My moral and ethical point of view of the phenomenon.
On Thursday last week, I had the chance to listen to Marcus Shingles CEO of Xprize talking about disruptive innovation and exponential growth.
On a very interesting presentation, full of wow facts and very mind blowing content, he manage to make us feel inspired and very much aware of the depth of the changes we are living on.
As usual on this kind of conference, you can ask some questions and I did. I asked him what about the ethical and moral matters regarding this re-evolution. His answer caught very much my attention; “this is the first questions I get every time I do this conference…”
Before I go deeper on this, my question arose when he was talking about Baxter The Robot and how a $25.000 USD is already changing the manufacturing process, because [guess what] China was one of the major interested player.
So, I asked myself… What if a portion of the labor force of China is replace by robots? What are the cost of that in terms of everything for them and the world? [Because according to the projections, almost 40% of the workforce in the USA will be replaced by machines and up to 60% in Latin American and other countries]
If 20% of China’s labor force is replaced by this type of robots, a 170 million [according to 2013 data] people would be left unemployed.
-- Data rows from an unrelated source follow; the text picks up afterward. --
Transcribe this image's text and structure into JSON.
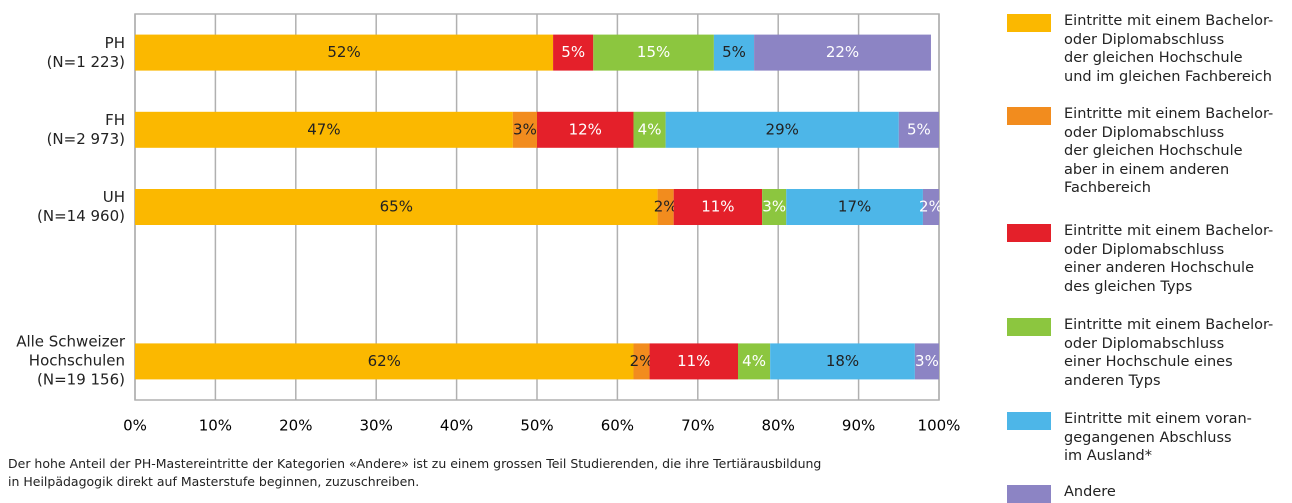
{
  "chart_data": {
    "type": "stacked-barh",
    "categories": [
      "PH\n(N=1 223)",
      "FH\n(N=2 973)",
      "UH\n(N=14 960)",
      null,
      "Alle Schweizer\nHochschulen\n(N=19 156)"
    ],
    "series": [
      {
        "name": "Eintritte mit einem Bachelor-\noder Diplomabschluss\nder gleichen Hochschule\nund im gleichen Fachbereich",
        "color": "#fbb800",
        "label_color": "#222",
        "values": [
          52,
          47,
          65,
          null,
          62
        ],
        "value_labels": [
          "52%",
          "47%",
          "65%",
          null,
          "62%"
        ]
      },
      {
        "name": "Eintritte mit einem Bachelor-\noder Diplomabschluss\nder gleichen Hochschule\naber in einem anderen\nFachbereich",
        "color": "#f28c1e",
        "label_color": "#222",
        "values": [
          0,
          3,
          2,
          null,
          2
        ],
        "value_labels": [
          null,
          "3%",
          "2%",
          null,
          "2%"
        ]
      },
      {
        "name": "Eintritte mit einem Bachelor-\noder Diplomabschluss\neiner anderen Hochschule\ndes gleichen Typs",
        "color": "#e4202a",
        "label_color": "#fff",
        "values": [
          5,
          12,
          11,
          null,
          11
        ],
        "value_labels": [
          "5%",
          "12%",
          "11%",
          null,
          "11%"
        ]
      },
      {
        "name": "Eintritte mit einem Bachelor-\noder Diplomabschluss\neiner Hochschule eines\nanderen Typs",
        "color": "#8cc63f",
        "label_color": "#fff",
        "values": [
          15,
          4,
          3,
          null,
          4
        ],
        "value_labels": [
          "15%",
          "4%",
          "3%",
          null,
          "4%"
        ]
      },
      {
        "name": "Eintritte mit einem voran-\ngegangenen Abschluss\nim Ausland*",
        "color": "#4db6e8",
        "label_color": "#222",
        "values": [
          5,
          29,
          17,
          null,
          18
        ],
        "value_labels": [
          "5%",
          "29%",
          "17%",
          null,
          "18%"
        ]
      },
      {
        "name": "Andere",
        "color": "#8c84c4",
        "label_color": "#fff",
        "values": [
          22,
          5,
          2,
          null,
          3
        ],
        "value_labels": [
          "22%",
          "5%",
          "2%",
          null,
          "3%"
        ]
      }
    ],
    "xlim": [
      0,
      100
    ],
    "xticks": [
      {
        "value": 0,
        "label": "0%"
      },
      {
        "value": 10,
        "label": "10%"
      },
      {
        "value": 20,
        "label": "20%"
      },
      {
        "value": 30,
        "label": "30%"
      },
      {
        "value": 40,
        "label": "40%"
      },
      {
        "value": 50,
        "label": "50%"
      },
      {
        "value": 60,
        "label": "60%"
      },
      {
        "value": 70,
        "label": "70%"
      },
      {
        "value": 80,
        "label": "80%"
      },
      {
        "value": 90,
        "label": "90%"
      },
      {
        "value": 100,
        "label": "100%"
      }
    ],
    "grid": true,
    "legend": "right",
    "note": "Der hohe Anteil der PH-Mastereintritte der Kategorien «Andere» ist zu einem grossen Teil Studierenden, die ihre Tertiärausbildung\nin Heilpädagogik direkt auf Masterstufe beginnen, zuzuschreiben."
  }
}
On 2013, the world’s unemployment rate was 6% [today is 5,7%] equivalent to 400 million people. So, if only the 20% is replaced by them we’ll have a 4.25% increase of unemployment rate worldwide. That’s a huge issue!
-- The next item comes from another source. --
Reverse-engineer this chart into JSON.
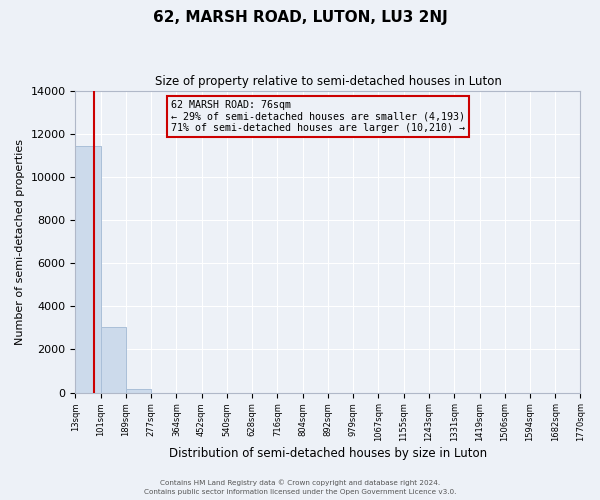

According to Peter Diamandis and other authors, abundance is where we are heading. This means, that the use of technology will help us find, use and become more efficient about the resources planning and utilization. The thing is that, unless abundance means free living in the future [which would be great, but somehow boring], we still need to be working, earning money to buy things [products robots make] and keep the economy growing.
Based on simple facts, the inequality in the world is huge and outrageous. The 1% [<>5%] gets mainly all the benefits of the modern economic model. So, how this disruptive innovation and exponential growth will be accesible and useful for the 99% percent, if throughout history this hasn’t been possible?
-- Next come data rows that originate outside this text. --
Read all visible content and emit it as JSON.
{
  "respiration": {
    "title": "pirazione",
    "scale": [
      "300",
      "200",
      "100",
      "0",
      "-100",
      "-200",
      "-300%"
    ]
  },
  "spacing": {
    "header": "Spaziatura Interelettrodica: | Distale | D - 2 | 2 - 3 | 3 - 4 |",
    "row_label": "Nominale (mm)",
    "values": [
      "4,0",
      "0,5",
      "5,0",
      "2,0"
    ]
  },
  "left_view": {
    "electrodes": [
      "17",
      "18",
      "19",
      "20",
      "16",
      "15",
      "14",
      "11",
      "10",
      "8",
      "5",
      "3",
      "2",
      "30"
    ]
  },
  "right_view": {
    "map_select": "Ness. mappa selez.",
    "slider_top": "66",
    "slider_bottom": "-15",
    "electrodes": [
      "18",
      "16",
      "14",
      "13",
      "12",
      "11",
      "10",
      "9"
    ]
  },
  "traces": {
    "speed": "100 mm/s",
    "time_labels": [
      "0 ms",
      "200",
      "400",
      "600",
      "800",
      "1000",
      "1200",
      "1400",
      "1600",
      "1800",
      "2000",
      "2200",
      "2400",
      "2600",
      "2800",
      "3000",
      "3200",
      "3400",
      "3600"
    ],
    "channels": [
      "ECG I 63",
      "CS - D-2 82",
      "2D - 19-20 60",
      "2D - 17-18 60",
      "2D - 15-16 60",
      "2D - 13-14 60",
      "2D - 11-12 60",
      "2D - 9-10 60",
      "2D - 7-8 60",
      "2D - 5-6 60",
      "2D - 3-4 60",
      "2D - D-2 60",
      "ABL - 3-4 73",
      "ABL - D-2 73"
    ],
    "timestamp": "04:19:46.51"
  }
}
You can argue with me that I’m being a bit exaggerated and maybe I am. But, this doesn’t make my reasoning less true.
My only concern is that we become blind to all this sexy looking innovations and forget about the responsibilities that we have toward the humanity in making our planet, not only technologically but also spiritually evolved.
Inequality, unemployment and poverty, are not [isolated] issues, they consequences of a way of living. So, what if this phenomenon is the sexy version of this inequality 2.0?